Friday, September 10, 2010

The fast-food which built a nation

An important cultural anniversary:
FIRST Minister Alex Salmond took delivery of a box of fish from the north-east yesterday in a concluding gesture to mark 150 years of Scotland’s favourite takeaway.

The milestone anniversary for the traditional fish and chip supper has been enthusiastically celebrated by the Scottish Seafood Training Association over the past 12 months.

Robert Milne, the group’s chairman, and deputy Stewart Devine – a director at the Ashvale chain of fish restaurants – travelled by car from the north-east to Edinburgh to present the first minister with his gift.

Mr Milne said: “It is a fantastic achievement for fish and chips to keep its place as the nation’s favourite takeaway after 150 years, despite competition from various fast foods.”

The role of fish suppers in Scottish culture is highlighted by the number of UK awards regularly making their way to chippies north of the border, he said.
Not so sure it's still the UK's favourite takeaway food, there are competing claims on that one. Historically it certainly was (and obviously not just in Scotland) and historically, Friday was the day my father would bring home not just the fish suppers, but pasties, battered sausages, onion rings and an extra portion of chips allegedly "for the kids" but usually polished off pretty sharpish by himself.

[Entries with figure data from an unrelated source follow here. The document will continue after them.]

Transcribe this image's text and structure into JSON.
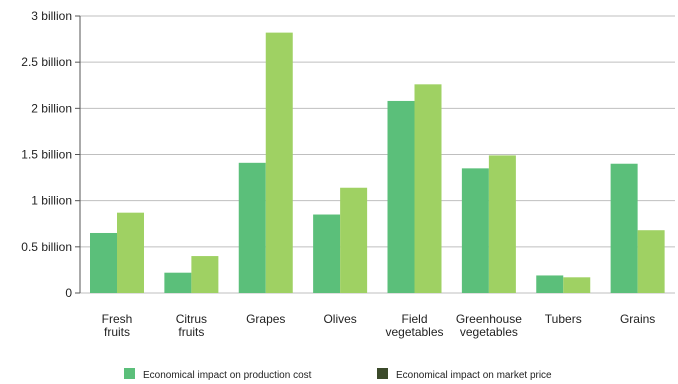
{
  "chart_data": {
    "type": "bar",
    "categories": [
      [
        "Fresh",
        "fruits"
      ],
      [
        "Citrus",
        "fruits"
      ],
      [
        "Grapes"
      ],
      [
        "Olives"
      ],
      [
        "Field",
        "vegetables"
      ],
      [
        "Greenhouse",
        "vegetables"
      ],
      [
        "Tubers"
      ],
      [
        "Grains"
      ]
    ],
    "series": [
      {
        "name": "Economical impact on production cost",
        "color": "#5bbf7a",
        "values": [
          0.65,
          0.22,
          1.41,
          0.85,
          2.08,
          1.35,
          0.19,
          1.4
        ]
      },
      {
        "name": "Economical impact on market price",
        "color": "#9fd163",
        "legend_color": "#3b4a2a",
        "values": [
          0.87,
          0.4,
          2.82,
          1.14,
          2.26,
          1.49,
          0.17,
          0.68
        ]
      }
    ],
    "ylim": [
      0,
      3
    ],
    "yticks": [
      0,
      0.5,
      1,
      1.5,
      2,
      2.5,
      3
    ],
    "ytick_labels": [
      "0",
      "0.5 billion",
      "1 billion",
      "1.5 billion",
      "2 billion",
      "2.5 billion",
      "3 billion"
    ],
    "grid": true,
    "legend_position": "bottom",
    "title": "",
    "xlabel": "",
    "ylabel": ""
  }
}
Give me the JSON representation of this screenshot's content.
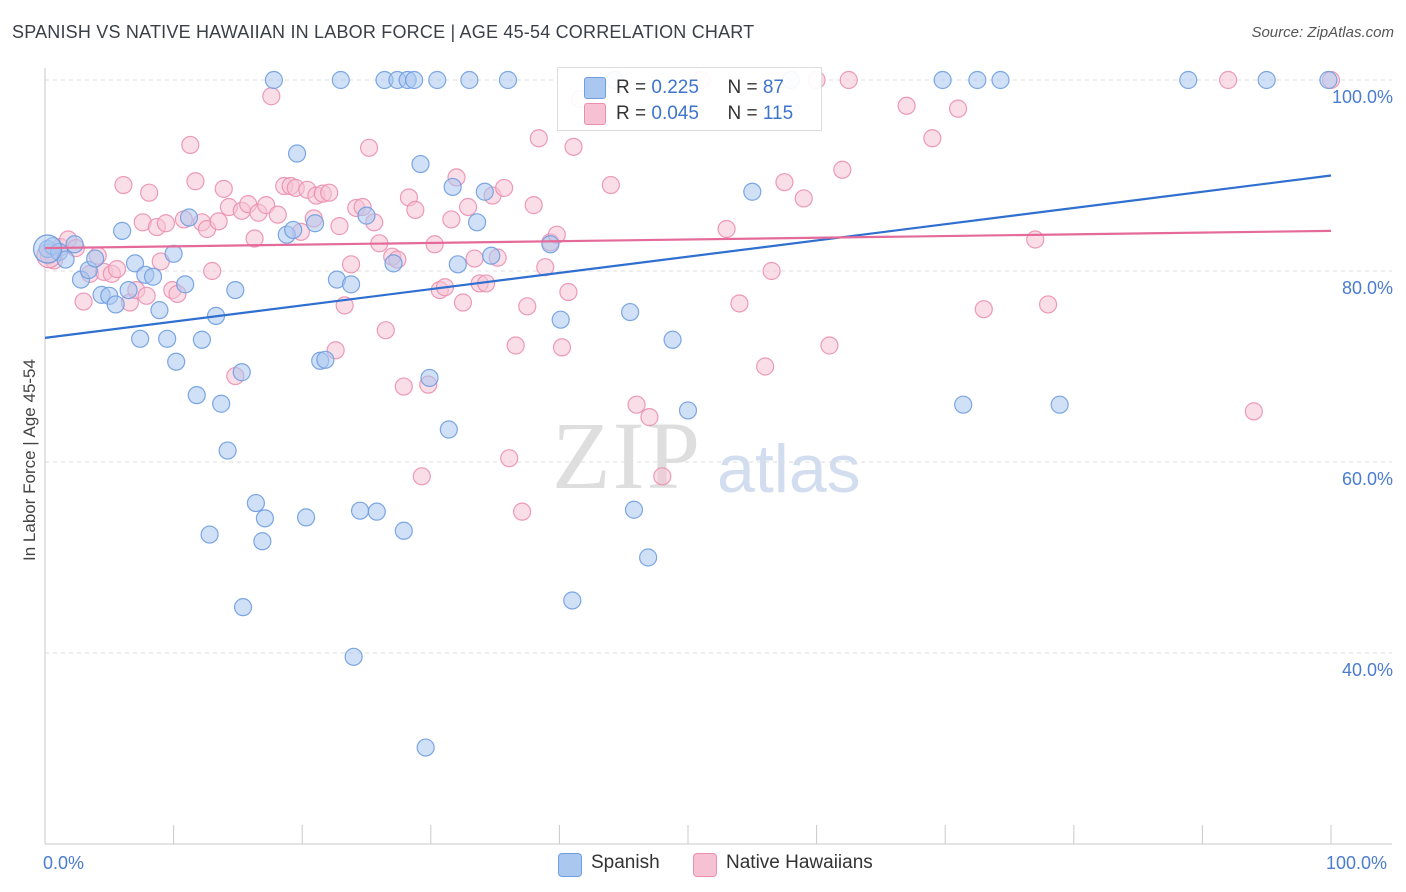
{
  "title": "SPANISH VS NATIVE HAWAIIAN IN LABOR FORCE | AGE 45-54 CORRELATION CHART",
  "source": "Source: ZipAtlas.com",
  "watermark": {
    "zip": "ZIP",
    "atlas": "atlas"
  },
  "legend": {
    "spanish": {
      "r_label": "R = ",
      "r_value": "0.225",
      "n_label": "N = ",
      "n_value": "87"
    },
    "hawaiian": {
      "r_label": "R = ",
      "r_value": "0.045",
      "n_label": "N = ",
      "n_value": "115"
    }
  },
  "colors": {
    "spanish_fill": "#aac7f0",
    "spanish_stroke": "#6f9de0",
    "spanish_line": "#2f6fd0",
    "hawaiian_fill": "#f6c2d3",
    "hawaiian_stroke": "#eb8fb0",
    "hawaiian_line": "#e46a9a"
  },
  "chart_data": {
    "type": "scatter",
    "title": "SPANISH VS NATIVE HAWAIIAN IN LABOR FORCE | AGE 45-54 CORRELATION CHART",
    "xlabel": "",
    "ylabel": "In Labor Force | Age 45-54",
    "xlim": [
      0,
      100
    ],
    "ylim": [
      22,
      103
    ],
    "x_tick_labels": [
      "0.0%",
      "100.0%"
    ],
    "y_tick_labels": [
      "100.0%",
      "80.0%",
      "60.0%",
      "40.0%"
    ],
    "y_ticks": [
      100,
      80,
      60,
      40
    ],
    "grid": true,
    "legend_position": "bottom",
    "series": [
      {
        "name": "Spanish",
        "r": 0.225,
        "n": 87,
        "trend": [
          [
            0,
            73.0
          ],
          [
            100,
            90.0
          ]
        ],
        "points": [
          [
            0.2,
            82.3
          ],
          [
            0.6,
            82.6
          ],
          [
            1.1,
            82.0
          ],
          [
            1.6,
            81.2
          ],
          [
            2.3,
            82.8
          ],
          [
            2.8,
            79.1
          ],
          [
            3.4,
            80.1
          ],
          [
            3.9,
            81.3
          ],
          [
            4.4,
            77.5
          ],
          [
            5.0,
            77.4
          ],
          [
            5.5,
            76.5
          ],
          [
            6.0,
            84.2
          ],
          [
            6.5,
            78.0
          ],
          [
            7.0,
            80.8
          ],
          [
            7.4,
            72.9
          ],
          [
            7.8,
            79.6
          ],
          [
            8.4,
            79.4
          ],
          [
            8.9,
            75.9
          ],
          [
            9.5,
            72.9
          ],
          [
            10.0,
            81.8
          ],
          [
            10.2,
            70.5
          ],
          [
            10.9,
            78.6
          ],
          [
            11.2,
            85.6
          ],
          [
            11.8,
            67.0
          ],
          [
            12.2,
            72.8
          ],
          [
            12.8,
            52.4
          ],
          [
            13.3,
            75.3
          ],
          [
            13.7,
            66.1
          ],
          [
            14.2,
            61.2
          ],
          [
            14.8,
            78.0
          ],
          [
            15.3,
            69.4
          ],
          [
            15.4,
            44.8
          ],
          [
            16.4,
            55.7
          ],
          [
            16.9,
            51.7
          ],
          [
            17.1,
            54.1
          ],
          [
            17.8,
            100.0
          ],
          [
            18.8,
            83.8
          ],
          [
            19.3,
            84.3
          ],
          [
            19.6,
            92.3
          ],
          [
            20.3,
            54.2
          ],
          [
            21.0,
            85.0
          ],
          [
            21.4,
            70.6
          ],
          [
            21.8,
            70.7
          ],
          [
            22.7,
            79.1
          ],
          [
            23.0,
            100.0
          ],
          [
            23.8,
            78.6
          ],
          [
            24.0,
            39.6
          ],
          [
            24.5,
            54.9
          ],
          [
            25.0,
            85.8
          ],
          [
            25.8,
            54.8
          ],
          [
            26.4,
            100.0
          ],
          [
            27.1,
            80.8
          ],
          [
            27.4,
            100.0
          ],
          [
            27.9,
            52.8
          ],
          [
            28.2,
            100.0
          ],
          [
            28.7,
            100.0
          ],
          [
            29.2,
            91.2
          ],
          [
            29.6,
            30.1
          ],
          [
            29.9,
            68.8
          ],
          [
            30.5,
            100.0
          ],
          [
            31.4,
            63.4
          ],
          [
            31.7,
            88.8
          ],
          [
            32.1,
            80.7
          ],
          [
            33.0,
            100.0
          ],
          [
            33.6,
            85.1
          ],
          [
            34.2,
            88.3
          ],
          [
            34.7,
            81.6
          ],
          [
            36.0,
            100.0
          ],
          [
            39.3,
            82.8
          ],
          [
            40.1,
            74.9
          ],
          [
            41.0,
            45.5
          ],
          [
            44.3,
            100.0
          ],
          [
            45.5,
            75.7
          ],
          [
            45.8,
            55.0
          ],
          [
            46.9,
            50.0
          ],
          [
            48.8,
            72.8
          ],
          [
            50.0,
            65.4
          ],
          [
            55.0,
            88.3
          ],
          [
            58.0,
            100.0
          ],
          [
            69.8,
            100.0
          ],
          [
            71.4,
            66.0
          ],
          [
            72.5,
            100.0
          ],
          [
            74.3,
            100.0
          ],
          [
            78.9,
            66.0
          ],
          [
            88.9,
            100.0
          ],
          [
            99.8,
            100.0
          ],
          [
            95.0,
            100.0
          ]
        ]
      },
      {
        "name": "Native Hawaiians",
        "r": 0.045,
        "n": 115,
        "trend": [
          [
            0,
            82.4
          ],
          [
            100,
            84.2
          ]
        ],
        "points": [
          [
            0.3,
            81.6
          ],
          [
            0.7,
            81.1
          ],
          [
            1.2,
            82.5
          ],
          [
            1.8,
            83.3
          ],
          [
            2.4,
            82.4
          ],
          [
            3.0,
            76.8
          ],
          [
            3.5,
            79.7
          ],
          [
            4.1,
            81.6
          ],
          [
            4.6,
            79.9
          ],
          [
            5.2,
            79.7
          ],
          [
            5.6,
            80.2
          ],
          [
            6.1,
            89.0
          ],
          [
            6.6,
            76.7
          ],
          [
            7.1,
            78.0
          ],
          [
            7.6,
            85.1
          ],
          [
            7.9,
            77.4
          ],
          [
            8.1,
            88.2
          ],
          [
            8.7,
            84.6
          ],
          [
            9.0,
            81.0
          ],
          [
            9.4,
            85.0
          ],
          [
            9.9,
            78.0
          ],
          [
            10.3,
            77.6
          ],
          [
            10.8,
            85.4
          ],
          [
            11.3,
            93.2
          ],
          [
            11.7,
            89.4
          ],
          [
            12.2,
            85.1
          ],
          [
            12.6,
            84.4
          ],
          [
            13.0,
            80.0
          ],
          [
            13.5,
            85.2
          ],
          [
            13.9,
            88.6
          ],
          [
            14.3,
            86.7
          ],
          [
            14.8,
            69.0
          ],
          [
            15.3,
            86.3
          ],
          [
            15.8,
            87.0
          ],
          [
            16.3,
            83.4
          ],
          [
            16.6,
            86.1
          ],
          [
            17.2,
            86.9
          ],
          [
            17.6,
            98.3
          ],
          [
            18.1,
            85.9
          ],
          [
            18.6,
            88.9
          ],
          [
            19.1,
            88.9
          ],
          [
            19.5,
            88.7
          ],
          [
            19.9,
            84.1
          ],
          [
            20.4,
            88.5
          ],
          [
            20.9,
            85.5
          ],
          [
            21.1,
            87.9
          ],
          [
            21.6,
            88.1
          ],
          [
            22.1,
            88.2
          ],
          [
            22.6,
            71.7
          ],
          [
            22.9,
            84.7
          ],
          [
            23.3,
            76.4
          ],
          [
            23.8,
            80.7
          ],
          [
            24.2,
            86.6
          ],
          [
            24.7,
            86.7
          ],
          [
            25.2,
            92.9
          ],
          [
            25.6,
            85.1
          ],
          [
            26.0,
            82.9
          ],
          [
            26.5,
            73.8
          ],
          [
            27.0,
            81.5
          ],
          [
            27.4,
            81.2
          ],
          [
            27.9,
            67.9
          ],
          [
            28.3,
            87.7
          ],
          [
            28.8,
            86.4
          ],
          [
            29.3,
            58.5
          ],
          [
            29.8,
            68.1
          ],
          [
            30.3,
            82.8
          ],
          [
            30.7,
            78.0
          ],
          [
            31.1,
            78.3
          ],
          [
            31.6,
            85.4
          ],
          [
            32.0,
            89.8
          ],
          [
            32.5,
            76.7
          ],
          [
            32.9,
            86.7
          ],
          [
            33.4,
            81.3
          ],
          [
            33.8,
            78.7
          ],
          [
            34.3,
            78.7
          ],
          [
            34.8,
            87.9
          ],
          [
            35.2,
            81.4
          ],
          [
            35.7,
            88.7
          ],
          [
            36.1,
            60.4
          ],
          [
            36.6,
            72.2
          ],
          [
            37.1,
            54.8
          ],
          [
            37.5,
            76.3
          ],
          [
            38.0,
            86.9
          ],
          [
            38.4,
            93.9
          ],
          [
            38.9,
            80.4
          ],
          [
            39.3,
            83.0
          ],
          [
            39.8,
            83.8
          ],
          [
            40.2,
            72.0
          ],
          [
            40.7,
            77.8
          ],
          [
            41.1,
            93.0
          ],
          [
            41.6,
            98.0
          ],
          [
            44.0,
            89.0
          ],
          [
            46.0,
            66.0
          ],
          [
            47.0,
            64.7
          ],
          [
            48.0,
            58.5
          ],
          [
            51.0,
            100.0
          ],
          [
            53.0,
            84.4
          ],
          [
            54.0,
            76.6
          ],
          [
            56.0,
            70.0
          ],
          [
            56.5,
            80.0
          ],
          [
            57.5,
            89.3
          ],
          [
            59.0,
            87.6
          ],
          [
            60.0,
            100.0
          ],
          [
            61.0,
            72.2
          ],
          [
            62.0,
            90.6
          ],
          [
            67.0,
            97.3
          ],
          [
            69.0,
            93.9
          ],
          [
            71.0,
            97.0
          ],
          [
            73.0,
            76.0
          ],
          [
            77.0,
            83.3
          ],
          [
            78.0,
            76.5
          ],
          [
            92.0,
            100.0
          ],
          [
            94.0,
            65.3
          ],
          [
            100.0,
            100.0
          ],
          [
            62.5,
            100.0
          ]
        ]
      }
    ]
  },
  "axis": {
    "y_ticks": [
      "100.0%",
      "80.0%",
      "60.0%",
      "40.0%"
    ],
    "x_left": "0.0%",
    "x_right": "100.0%",
    "ylabel": "In Labor Force | Age 45-54"
  },
  "bottom_legend": {
    "spanish": "Spanish",
    "hawaiian": "Native Hawaiians"
  }
}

Our favourite venue was on the Castlereagh Road, the Friar Tuck (or something original along those lines) followed closely by the pride of Ballynafeigh, "Sunnyside Up".

Culinary-wise, I don't think I've ever quite reached the same level of anticipation and excitement that I felt on those Friday evenings- a soyabean risotto just doesn't hit the spot in quite the same way.


Timothy Belmont said...

Many's a time we frequented the Fryar Tuck when I wore short trousers and couldn't reach the counter! :-)

O'Neill said...

It was the Fryar Tuck wasn't it Tim, my memory's not deceiving me?